I know that to prove contradiction, I need to prove that $∃x[∀yLxy ⇔ ∃z¬Lxz]$ can derive $y$ & not $y.$
I got stuck at formulating the contradiction, because I don't know if $∀yLxy$ is the same as $∀zLxz$ intuitively. I think these two are different, but the contradiction I'm thinking about requires these two to be the same.
The statement $$\exists x[\forall y Lxy \leftrightarrow \exists z \neg Lxz]$$ says that there is some object $x$ for which $$\forall y Lxy \leftrightarrow \exists z \neg Lxz$$ is true.

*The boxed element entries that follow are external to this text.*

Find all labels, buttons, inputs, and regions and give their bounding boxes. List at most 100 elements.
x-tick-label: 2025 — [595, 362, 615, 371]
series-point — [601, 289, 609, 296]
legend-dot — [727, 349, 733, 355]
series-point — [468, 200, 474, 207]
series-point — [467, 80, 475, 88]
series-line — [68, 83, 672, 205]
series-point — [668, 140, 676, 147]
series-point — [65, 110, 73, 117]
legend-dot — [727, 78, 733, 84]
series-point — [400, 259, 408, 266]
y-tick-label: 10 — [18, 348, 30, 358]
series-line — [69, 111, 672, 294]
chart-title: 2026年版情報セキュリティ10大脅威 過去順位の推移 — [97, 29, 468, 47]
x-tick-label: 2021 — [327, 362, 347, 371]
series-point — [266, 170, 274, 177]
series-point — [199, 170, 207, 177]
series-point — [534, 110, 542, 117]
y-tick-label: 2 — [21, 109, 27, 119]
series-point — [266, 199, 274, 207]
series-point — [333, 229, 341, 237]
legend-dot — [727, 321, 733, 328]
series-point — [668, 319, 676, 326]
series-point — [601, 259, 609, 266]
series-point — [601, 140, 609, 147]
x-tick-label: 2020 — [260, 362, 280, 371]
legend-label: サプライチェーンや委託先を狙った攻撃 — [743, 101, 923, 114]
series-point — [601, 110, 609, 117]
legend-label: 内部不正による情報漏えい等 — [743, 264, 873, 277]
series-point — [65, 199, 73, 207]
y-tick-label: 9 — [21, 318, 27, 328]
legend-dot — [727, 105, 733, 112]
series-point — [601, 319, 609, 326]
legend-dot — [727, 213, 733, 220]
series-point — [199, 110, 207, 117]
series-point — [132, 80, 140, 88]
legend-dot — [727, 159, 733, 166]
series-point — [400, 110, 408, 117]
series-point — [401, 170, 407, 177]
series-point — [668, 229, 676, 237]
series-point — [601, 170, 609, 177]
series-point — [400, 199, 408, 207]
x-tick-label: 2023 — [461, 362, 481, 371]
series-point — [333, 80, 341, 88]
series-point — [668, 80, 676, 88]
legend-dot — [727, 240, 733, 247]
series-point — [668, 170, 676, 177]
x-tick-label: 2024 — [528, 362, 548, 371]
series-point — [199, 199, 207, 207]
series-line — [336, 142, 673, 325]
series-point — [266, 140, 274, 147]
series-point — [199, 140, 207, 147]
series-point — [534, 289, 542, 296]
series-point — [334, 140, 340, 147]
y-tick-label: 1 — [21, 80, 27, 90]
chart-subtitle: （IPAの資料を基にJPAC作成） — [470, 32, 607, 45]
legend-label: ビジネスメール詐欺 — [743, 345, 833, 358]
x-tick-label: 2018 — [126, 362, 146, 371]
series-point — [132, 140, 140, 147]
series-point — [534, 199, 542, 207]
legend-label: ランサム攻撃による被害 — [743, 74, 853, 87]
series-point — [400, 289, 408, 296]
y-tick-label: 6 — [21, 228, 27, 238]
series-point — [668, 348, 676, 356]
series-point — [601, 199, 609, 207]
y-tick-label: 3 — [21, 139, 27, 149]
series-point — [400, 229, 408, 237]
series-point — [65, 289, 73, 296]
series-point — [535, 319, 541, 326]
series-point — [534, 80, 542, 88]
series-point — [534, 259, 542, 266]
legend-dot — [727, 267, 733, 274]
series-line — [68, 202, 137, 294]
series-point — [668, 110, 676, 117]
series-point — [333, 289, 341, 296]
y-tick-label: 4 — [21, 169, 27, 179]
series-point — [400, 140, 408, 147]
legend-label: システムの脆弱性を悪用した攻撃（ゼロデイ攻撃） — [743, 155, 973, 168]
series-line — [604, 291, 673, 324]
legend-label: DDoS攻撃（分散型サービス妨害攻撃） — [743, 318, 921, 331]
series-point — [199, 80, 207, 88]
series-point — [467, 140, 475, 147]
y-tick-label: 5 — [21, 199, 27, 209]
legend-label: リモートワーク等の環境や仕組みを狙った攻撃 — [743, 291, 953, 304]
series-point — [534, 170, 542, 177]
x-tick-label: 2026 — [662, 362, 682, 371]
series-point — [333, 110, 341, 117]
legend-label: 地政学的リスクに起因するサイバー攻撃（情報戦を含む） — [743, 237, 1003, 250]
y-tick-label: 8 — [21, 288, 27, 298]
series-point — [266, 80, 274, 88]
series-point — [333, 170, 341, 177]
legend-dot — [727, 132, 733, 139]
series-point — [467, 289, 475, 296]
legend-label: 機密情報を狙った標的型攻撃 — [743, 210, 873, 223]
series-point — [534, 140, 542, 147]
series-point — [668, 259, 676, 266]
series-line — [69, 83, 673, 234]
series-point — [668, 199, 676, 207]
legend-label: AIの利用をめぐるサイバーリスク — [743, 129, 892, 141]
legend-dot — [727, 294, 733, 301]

So, if we call that object $a$, we get that
$$\forall y Lay \leftrightarrow \exists z \neg Laz$$
and by the quantifier negation law that means:
$$\forall y Lay \leftrightarrow \neg \forall z Laz$$
and now you see the contradiction: the left side says that $a$ stands in relation $L$ to every object, and yet the right side denies exactly that
(and yes, the fact that $y$ is used on the left side, and $z$ on the right side makes no difference: just as $\forall x P(x)$ and $\forall y P(y)$ say exactly the same thing .. variables are just 'dummy placeholders')
Now, not knowing how exactly (formal proof? truth tree? formal semantics? A more informal argument of the kind I just showed?) you are being asked to show that the statement is a contradiction, I can't help you any further, but hopefully you'll be able to take this line of reasoning and transform it into the kind of proof you are supposed to create.